Mosaicism is identified in about 50% of females with Turner syndrome, and an estimated subset of 6–12% of all Turner syndrome patients will be mosaic with Y-chromosomal elements (Armstrong et al. 2020). Genetic counselling and clinical management of sex chromosome mosaicism in prenatal diagnosis remain challenging due to variable phenotype presentation and unclear significance of symptoms. At present, none of the sex chromosome mosaicism cases we followed up with post-study showed obvious growth and development abnormalities. However, because the symptoms of sex chromosome mosaicism are likely be clinically evident only after the onset of puberty, it is necessary to continue with follow-ups all the way to adulthood (Artemis, et al. 2018; Calanchini et al. 2020; Gravholt et al. 2017; Lim et al. 2017; Prakash et al. 2018). Mosaicism remains a challenge to address in genetic counseling, which means that greater caution should be used in prenatal counseling. The use of more comprehensive molecular diagnostic assays in combination of karyotyping to detect sex chromosome mosaicism is highly recommended, to determine the type and proportion of mosaicism more accurately. The purpose of this recommendation is to provide a more reliable information base on which clinicians can guide genetic counseling.

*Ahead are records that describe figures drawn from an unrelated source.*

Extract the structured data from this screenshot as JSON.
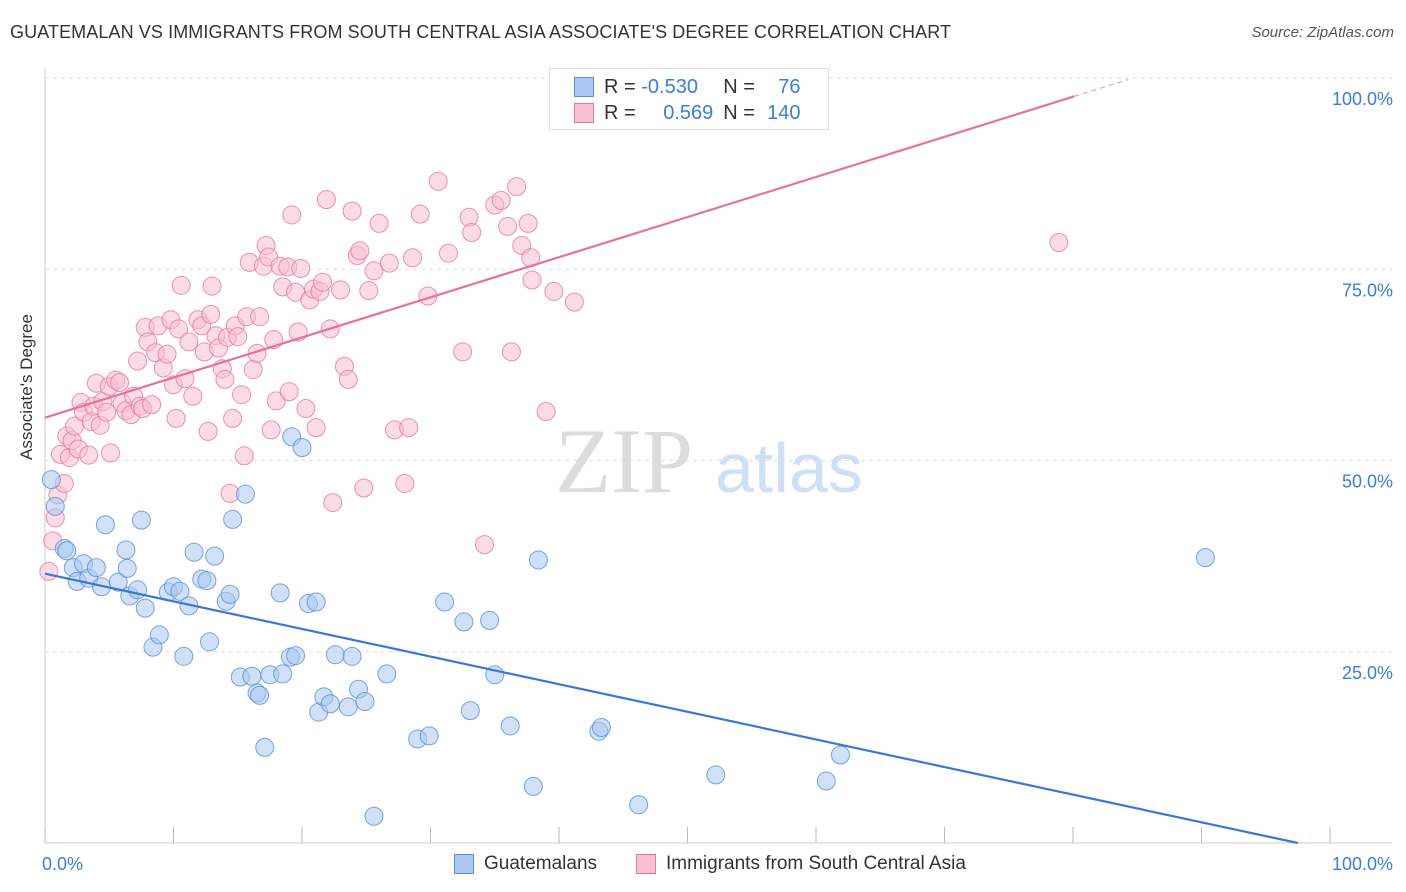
{
  "title": "GUATEMALAN VS IMMIGRANTS FROM SOUTH CENTRAL ASIA ASSOCIATE'S DEGREE CORRELATION CHART",
  "source": "Source: ZipAtlas.com",
  "watermark": {
    "zip": "ZIP",
    "atlas": "atlas"
  },
  "legend": {
    "r_label": "R =",
    "n_label": "N =",
    "rows": [
      {
        "r": "-0.530",
        "n": "76",
        "color": "#aac8f0",
        "border": "#5a8fd8"
      },
      {
        "r": "0.569",
        "n": "140",
        "color": "#f8c0d0",
        "border": "#e8779c"
      }
    ]
  },
  "chart_data": {
    "type": "scatter",
    "xlabel": "",
    "ylabel": "Associate's Degree",
    "xlim": [
      0,
      100
    ],
    "ylim": [
      0,
      100
    ],
    "x_tick_labels": [
      "0.0%",
      "100.0%"
    ],
    "y_ticks": [
      25,
      50,
      75,
      100
    ],
    "y_tick_labels": [
      "25.0%",
      "50.0%",
      "75.0%",
      "100.0%"
    ],
    "grid": true,
    "legend_position": "bottom",
    "series": [
      {
        "name": "Guatemalans",
        "color": "#5a8fd8",
        "fill": "#aac8f0",
        "trend": {
          "x": [
            0,
            97.5
          ],
          "y": [
            35.2,
            0
          ]
        },
        "points": [
          [
            0.5,
            47.5
          ],
          [
            0.8,
            44
          ],
          [
            1.5,
            38.5
          ],
          [
            1.7,
            38.2
          ],
          [
            2.2,
            36
          ],
          [
            2.5,
            34.2
          ],
          [
            3.0,
            36.5
          ],
          [
            3.4,
            34.6
          ],
          [
            4.0,
            36
          ],
          [
            4.4,
            33.5
          ],
          [
            4.7,
            41.6
          ],
          [
            5.7,
            34.1
          ],
          [
            6.3,
            38.3
          ],
          [
            6.4,
            35.9
          ],
          [
            6.6,
            32.3
          ],
          [
            7.2,
            33.1
          ],
          [
            7.5,
            42.2
          ],
          [
            7.8,
            30.7
          ],
          [
            8.4,
            25.6
          ],
          [
            8.9,
            27.2
          ],
          [
            9.6,
            32.8
          ],
          [
            10.0,
            33.5
          ],
          [
            10.5,
            32.9
          ],
          [
            10.8,
            24.4
          ],
          [
            11.2,
            31
          ],
          [
            11.6,
            38
          ],
          [
            12.2,
            34.5
          ],
          [
            12.6,
            34.3
          ],
          [
            12.8,
            26.3
          ],
          [
            13.2,
            37.5
          ],
          [
            14.1,
            31.6
          ],
          [
            14.4,
            32.5
          ],
          [
            14.6,
            42.3
          ],
          [
            15.2,
            21.7
          ],
          [
            15.6,
            45.6
          ],
          [
            16.1,
            21.8
          ],
          [
            16.5,
            19.6
          ],
          [
            16.7,
            19.3
          ],
          [
            17.1,
            12.5
          ],
          [
            17.5,
            22
          ],
          [
            18.3,
            32.7
          ],
          [
            18.5,
            22.1
          ],
          [
            19.1,
            24.3
          ],
          [
            19.5,
            24.5
          ],
          [
            19.2,
            53.1
          ],
          [
            20.0,
            51.7
          ],
          [
            20.5,
            31.3
          ],
          [
            21.1,
            31.5
          ],
          [
            21.3,
            17.1
          ],
          [
            21.7,
            19.1
          ],
          [
            22.2,
            18.2
          ],
          [
            22.6,
            24.6
          ],
          [
            23.6,
            17.8
          ],
          [
            23.9,
            24.4
          ],
          [
            24.4,
            20.1
          ],
          [
            24.9,
            18.5
          ],
          [
            25.6,
            3.5
          ],
          [
            26.6,
            22.1
          ],
          [
            29.0,
            13.6
          ],
          [
            29.9,
            14
          ],
          [
            31.1,
            31.5
          ],
          [
            32.6,
            28.9
          ],
          [
            33.1,
            17.3
          ],
          [
            34.6,
            29.1
          ],
          [
            35.0,
            22
          ],
          [
            36.2,
            15.3
          ],
          [
            38.0,
            7.4
          ],
          [
            38.4,
            37
          ],
          [
            43.1,
            14.6
          ],
          [
            43.3,
            15.1
          ],
          [
            46.2,
            5
          ],
          [
            52.2,
            8.9
          ],
          [
            60.8,
            8.1
          ],
          [
            61.9,
            11.5
          ],
          [
            90.3,
            37.3
          ]
        ]
      },
      {
        "name": "Immigrants from South Central Asia",
        "color": "#e8779c",
        "fill": "#f8c0d0",
        "trend": {
          "x": [
            0,
            80.1
          ],
          "y": [
            55.6,
            97.6
          ]
        },
        "trend_dashed": {
          "x": [
            80.1,
            84.3
          ],
          "y": [
            97.6,
            99.8
          ]
        },
        "points": [
          [
            0.3,
            35.5
          ],
          [
            0.6,
            39.5
          ],
          [
            0.8,
            42.5
          ],
          [
            1.0,
            45.5
          ],
          [
            1.2,
            50.8
          ],
          [
            1.5,
            47
          ],
          [
            1.7,
            53.2
          ],
          [
            1.9,
            50.4
          ],
          [
            2.1,
            52.6
          ],
          [
            2.3,
            54.5
          ],
          [
            2.6,
            51.5
          ],
          [
            2.8,
            57.6
          ],
          [
            3.0,
            56.3
          ],
          [
            3.4,
            50.7
          ],
          [
            3.6,
            55.1
          ],
          [
            3.8,
            57.1
          ],
          [
            4.0,
            60.1
          ],
          [
            4.3,
            54.6
          ],
          [
            4.5,
            57.7
          ],
          [
            4.8,
            56.3
          ],
          [
            5.0,
            59.7
          ],
          [
            5.1,
            51
          ],
          [
            5.5,
            60.5
          ],
          [
            5.8,
            60.2
          ],
          [
            6.0,
            57.5
          ],
          [
            6.3,
            56.5
          ],
          [
            6.7,
            56
          ],
          [
            6.9,
            58.4
          ],
          [
            7.2,
            63
          ],
          [
            7.4,
            57.1
          ],
          [
            7.6,
            56.8
          ],
          [
            7.8,
            67.4
          ],
          [
            8.0,
            65.5
          ],
          [
            8.3,
            57.3
          ],
          [
            8.6,
            64.1
          ],
          [
            8.8,
            67.6
          ],
          [
            9.2,
            62.1
          ],
          [
            9.5,
            63.9
          ],
          [
            9.8,
            68.4
          ],
          [
            10.0,
            59.9
          ],
          [
            10.2,
            55.5
          ],
          [
            10.4,
            67.2
          ],
          [
            10.6,
            72.9
          ],
          [
            10.9,
            60.7
          ],
          [
            11.2,
            65.5
          ],
          [
            11.5,
            58.4
          ],
          [
            11.9,
            68.4
          ],
          [
            12.2,
            67.6
          ],
          [
            12.4,
            64.2
          ],
          [
            12.7,
            53.8
          ],
          [
            12.9,
            69.1
          ],
          [
            13.0,
            72.8
          ],
          [
            13.3,
            66.3
          ],
          [
            13.5,
            64.7
          ],
          [
            13.8,
            62
          ],
          [
            14.0,
            60.6
          ],
          [
            14.2,
            66.1
          ],
          [
            14.4,
            45.7
          ],
          [
            14.6,
            55.5
          ],
          [
            14.8,
            67.6
          ],
          [
            15.0,
            66.2
          ],
          [
            15.3,
            58.6
          ],
          [
            15.5,
            50.6
          ],
          [
            15.7,
            68.8
          ],
          [
            15.9,
            75.9
          ],
          [
            16.2,
            61.9
          ],
          [
            16.5,
            64
          ],
          [
            16.7,
            68.8
          ],
          [
            17.0,
            75.4
          ],
          [
            17.2,
            78.1
          ],
          [
            17.4,
            76.6
          ],
          [
            17.6,
            54
          ],
          [
            17.8,
            65.8
          ],
          [
            18.0,
            57.8
          ],
          [
            18.3,
            75.4
          ],
          [
            18.5,
            72.7
          ],
          [
            18.9,
            75.3
          ],
          [
            19.0,
            59
          ],
          [
            19.2,
            82.1
          ],
          [
            19.5,
            72
          ],
          [
            19.7,
            66.8
          ],
          [
            19.9,
            75.1
          ],
          [
            20.3,
            56.8
          ],
          [
            20.6,
            71
          ],
          [
            20.9,
            72.4
          ],
          [
            21.1,
            54.3
          ],
          [
            21.4,
            72.1
          ],
          [
            21.6,
            73.3
          ],
          [
            21.9,
            84.1
          ],
          [
            22.2,
            67.2
          ],
          [
            22.4,
            44.5
          ],
          [
            23.0,
            72.3
          ],
          [
            23.3,
            62.3
          ],
          [
            23.6,
            60.6
          ],
          [
            23.9,
            82.6
          ],
          [
            24.3,
            76.8
          ],
          [
            24.5,
            77.4
          ],
          [
            24.8,
            46.4
          ],
          [
            25.2,
            72.2
          ],
          [
            25.6,
            74.8
          ],
          [
            26.0,
            81
          ],
          [
            26.8,
            75.8
          ],
          [
            27.2,
            54
          ],
          [
            28.0,
            47
          ],
          [
            28.3,
            54.3
          ],
          [
            28.6,
            76.5
          ],
          [
            29.2,
            82.2
          ],
          [
            29.8,
            71.5
          ],
          [
            30.6,
            86.5
          ],
          [
            31.4,
            77.1
          ],
          [
            32.5,
            64.2
          ],
          [
            33.0,
            81.8
          ],
          [
            33.2,
            79.8
          ],
          [
            34.2,
            39
          ],
          [
            35.0,
            83.4
          ],
          [
            35.5,
            84
          ],
          [
            36.0,
            80.6
          ],
          [
            36.3,
            64.2
          ],
          [
            36.7,
            85.8
          ],
          [
            37.1,
            78.1
          ],
          [
            37.6,
            81
          ],
          [
            37.8,
            76.5
          ],
          [
            37.9,
            73.6
          ],
          [
            39.0,
            56.4
          ],
          [
            39.6,
            72.1
          ],
          [
            41.2,
            70.7
          ],
          [
            78.9,
            78.5
          ]
        ]
      }
    ]
  }
}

This study evaluated the effectiveness of prenatal BoBs for detecting sex chromosome mosaicism in prenatal diagnosis, benchmarking against karyotyping, SNP-array and CNV-seq as a reference. Of the 31 positive mosaic cases, the levels of sex chromosome mosaicism detected by prenatal BoBs ranged from 6 to 94% compared to the ratio from 4.8% to 94% by SNP-array, CNV-seq and karyotyping. Karyotyping has been used as the golden standard to detect chromosomal abnormalities in prenatal diagnosis with a maximum resolution of 3 Mb (Vermeesch et al. 2007). In general, the low limit of true mosaicism detected by karyotyping is about 5% (Hook 1977). In this study, the proportion of mosaicism in karyotyping was as low as 4.8%, which was similar to that reported in the literature. However, the technique requires up to 2 weeks from amniocentesis to diagnosis and high requirements on the professional level of technicians; moreover, it is susceptive to contamination in the cell culture process. Therefore, new techniques are urgently needed in clinical to supplement the limitations of karyotyping. With the development of molecular biology, a variety of molecular diagnostic techniques have emerged to be used in clinical. In recent years, SNP-array and CNV-seq had been widely applied to detect chromosome variation in the whole genome, and the detectable levels were 30% to 70% by Affymetrix arrays (Pinto et al. 2018; Zahir and Marra, 2015), and the levels of mosaicism detected by CNV-seq ranged from 6 to 92% (Ma et al. 2021). In our study, the proportion of sex chromosome mosaicism detected by SNP-array and CNV-seq were 4.8%, especially for sSMC, SNP-array and CNV-seq can clarify its source and segment size, they supplemented the limited resolution of conventional karyotyping.

In conclusion, the prenatal BoBs assay is a rapid and accurate molecular technology, and its method of diagnosis using uncultured amniotic fluid can be a good complement to karyotyping, with the detection level of sex chromosome mosaicism reaching as low as 6%, and suggested the prenatal BoBs has comparable sensitivity as SNP-array in detecting structural abnormal mosaicism and chromosomal abnormal markers. Because of the limited numbers of marker sites, the prenatal BoBs assay can indicate the site of sex chromosome abnormality, but the specific size of the abnormality fragment cannot be determined. Thus, the prenatal BoBs assay alone is not sufficient for prenatal diagnosis, it is necessary to combine cellular and other molecular genetic methods such as SNP-array and CNV-seq for a more accurate diagnosis of sex chromosome mosaicism.